Two and a half months before the D.C. group Women's Voices Women Vote began making illegal, anonymous robo-calls to voters in North Carolina, they had promised to stop the practice nationally, after being investigated by state police in Virginia.
As The Virginian-Pilot reported:
State Police, working with the State Board of Elections, began an investigation after more than a dozen reports from residents across the state saying they had received unsolicited phone calls Wednesday and Thursday about registering to vote. [...]
"The messages did not specify who or where the packets were coming from," [police spokeswoman Corrinne] Geller said. [...]
By Friday, however, investigators obtained some of the packets and tracked them to the source.
Women's Voices Women Vote, a nonprofit, nonpartisan organization based in Washington, made the calls and sent the mailings, Geller said.
The group said it is part of an "unprecedented" effort to register women. Trouble was, it was largely unheard of. The calls to potential voters started even before the effort was announced. [...]
Sarah Johnson, communications director for the organization , said Friday that not including information about the source of the voter registration effort was "absolutely an accidental omission."
She said the group was changing its nationwide phone alerts to make clear who is coordinating the effort.

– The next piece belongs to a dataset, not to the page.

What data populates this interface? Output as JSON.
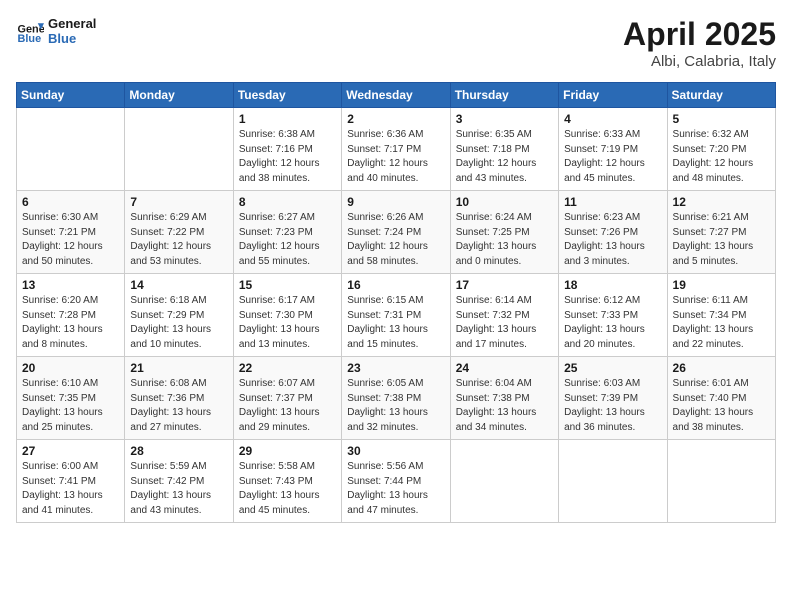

It was 11 weeks later -- over two and a half months -- that Women's Voices began blanketing North Carolina with anonymous robo-calls from a fictitious caller named "Lamont Williams." As a tape recording of the North Carolina calls show, the calls in no way identify their source. Recipients of the calls tell Facing South that the phone number of the caller was also blocked.

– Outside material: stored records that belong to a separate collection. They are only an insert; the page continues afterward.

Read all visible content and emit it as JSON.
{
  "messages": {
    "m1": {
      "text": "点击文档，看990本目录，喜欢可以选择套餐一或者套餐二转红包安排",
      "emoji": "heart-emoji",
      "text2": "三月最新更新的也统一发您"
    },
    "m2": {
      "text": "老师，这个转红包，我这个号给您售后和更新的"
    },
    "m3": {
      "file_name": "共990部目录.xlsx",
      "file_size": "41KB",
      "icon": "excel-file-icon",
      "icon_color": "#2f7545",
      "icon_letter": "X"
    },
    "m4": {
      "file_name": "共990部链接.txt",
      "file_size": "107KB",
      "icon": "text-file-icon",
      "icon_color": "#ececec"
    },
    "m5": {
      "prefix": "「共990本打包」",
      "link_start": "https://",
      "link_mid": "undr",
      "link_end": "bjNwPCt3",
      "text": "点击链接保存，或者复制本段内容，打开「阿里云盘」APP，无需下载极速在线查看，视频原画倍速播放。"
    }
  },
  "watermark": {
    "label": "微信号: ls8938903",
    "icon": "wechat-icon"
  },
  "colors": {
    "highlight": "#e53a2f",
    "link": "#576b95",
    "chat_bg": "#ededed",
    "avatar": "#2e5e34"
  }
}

Yesterday, N.C. Attorney General Roy Cooper confirmed that the Women's Voices robo-calls were illegal because of the lack of identifying information, and left open the possibility of criminal sanctions against the group.
Did Women's Voices lie to the Virginia State Police when they promised to stop making anonymous robo-calls? Or were the illegal, anonymous calls in North Carolina just another "accidental omission?"